As the TFT price has been steadily going down (my first 17" cost me €1000), I have pondered the advantage of investing on some bigger work area. These are my conclusions:
- If your main work is ArchiCAD modeling, 2 17" 1250x1024 monitors are enough (if there is sucha thing like enough...).
- When modeling, you have the main palettes and the plan window on the left monitor, and the 3d, seccion and navigation palettes on the right monitor.

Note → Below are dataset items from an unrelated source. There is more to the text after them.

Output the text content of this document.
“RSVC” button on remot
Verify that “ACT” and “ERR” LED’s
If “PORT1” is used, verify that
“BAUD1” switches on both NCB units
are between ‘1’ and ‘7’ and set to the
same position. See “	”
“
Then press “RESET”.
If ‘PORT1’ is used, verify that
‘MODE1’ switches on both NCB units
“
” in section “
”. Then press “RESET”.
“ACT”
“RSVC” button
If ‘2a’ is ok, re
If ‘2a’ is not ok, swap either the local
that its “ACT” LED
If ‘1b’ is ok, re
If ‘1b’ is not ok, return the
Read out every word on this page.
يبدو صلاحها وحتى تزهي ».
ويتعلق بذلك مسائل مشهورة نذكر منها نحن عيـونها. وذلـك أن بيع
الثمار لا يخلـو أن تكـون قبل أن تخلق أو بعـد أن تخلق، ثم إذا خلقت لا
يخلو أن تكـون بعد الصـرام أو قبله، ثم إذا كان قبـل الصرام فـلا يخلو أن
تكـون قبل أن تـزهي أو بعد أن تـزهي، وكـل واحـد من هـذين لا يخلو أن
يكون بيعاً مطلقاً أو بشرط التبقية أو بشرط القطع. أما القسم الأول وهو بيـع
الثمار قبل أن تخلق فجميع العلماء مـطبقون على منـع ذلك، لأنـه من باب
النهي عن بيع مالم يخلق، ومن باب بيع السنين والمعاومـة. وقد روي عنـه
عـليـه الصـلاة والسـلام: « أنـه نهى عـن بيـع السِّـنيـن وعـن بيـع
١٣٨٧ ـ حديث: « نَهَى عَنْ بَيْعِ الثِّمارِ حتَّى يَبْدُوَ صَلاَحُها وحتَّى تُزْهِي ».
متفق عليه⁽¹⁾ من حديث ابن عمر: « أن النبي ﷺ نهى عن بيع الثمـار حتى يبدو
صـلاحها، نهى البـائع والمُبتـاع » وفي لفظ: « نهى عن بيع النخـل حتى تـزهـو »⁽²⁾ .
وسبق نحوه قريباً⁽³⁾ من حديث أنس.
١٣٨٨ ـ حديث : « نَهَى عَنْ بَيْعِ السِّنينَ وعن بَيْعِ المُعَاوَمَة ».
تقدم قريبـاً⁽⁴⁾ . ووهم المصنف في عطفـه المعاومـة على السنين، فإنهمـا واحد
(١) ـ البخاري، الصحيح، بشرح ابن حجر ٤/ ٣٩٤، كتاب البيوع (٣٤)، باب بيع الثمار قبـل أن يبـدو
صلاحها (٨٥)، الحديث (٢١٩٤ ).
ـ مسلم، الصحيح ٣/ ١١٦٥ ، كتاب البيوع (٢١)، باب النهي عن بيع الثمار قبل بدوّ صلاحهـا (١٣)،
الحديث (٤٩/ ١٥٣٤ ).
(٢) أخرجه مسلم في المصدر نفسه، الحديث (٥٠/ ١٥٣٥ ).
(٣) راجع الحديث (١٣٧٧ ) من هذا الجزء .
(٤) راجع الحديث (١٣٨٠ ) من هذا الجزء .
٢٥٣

- Try this: 2 ArchiCad, side by side, where you develope simultaneously the same idea in two different directions. Headache guaranteed, but quite interesting as a metodology...
- When working on final drawings, you take two archiCad side by side (one for each monitor), so you can copy paste from a previous file to the new one.
As for very big screens, consider this:
- Your focus point is quite small. If you are looking at these letters here, you can not focus the one that are two rows up. So, if you manage to program and use proficiently zoom in and zoom out with the keyboard (or a very strange device), having a big visual area isn't that important.
- If you do a lot of work with images, then Dwight has a point. You need to see the most of each image, as close to "real" size as possible. But if your main work is architectural design, you tend to focus on the details, and looking at the whole on a different scale isn't such a handicap. You get used to it, and never miss those big paper sheets again.
- The pointing device: either rat, pen, wand, track, the bigger your working area the bigger your arm movements. It ain't the small finger movement that turn carpal on you, but the wrist suspended arm movement.
In a nutshell: architecture, two 17" side by side is "cheap" and effective.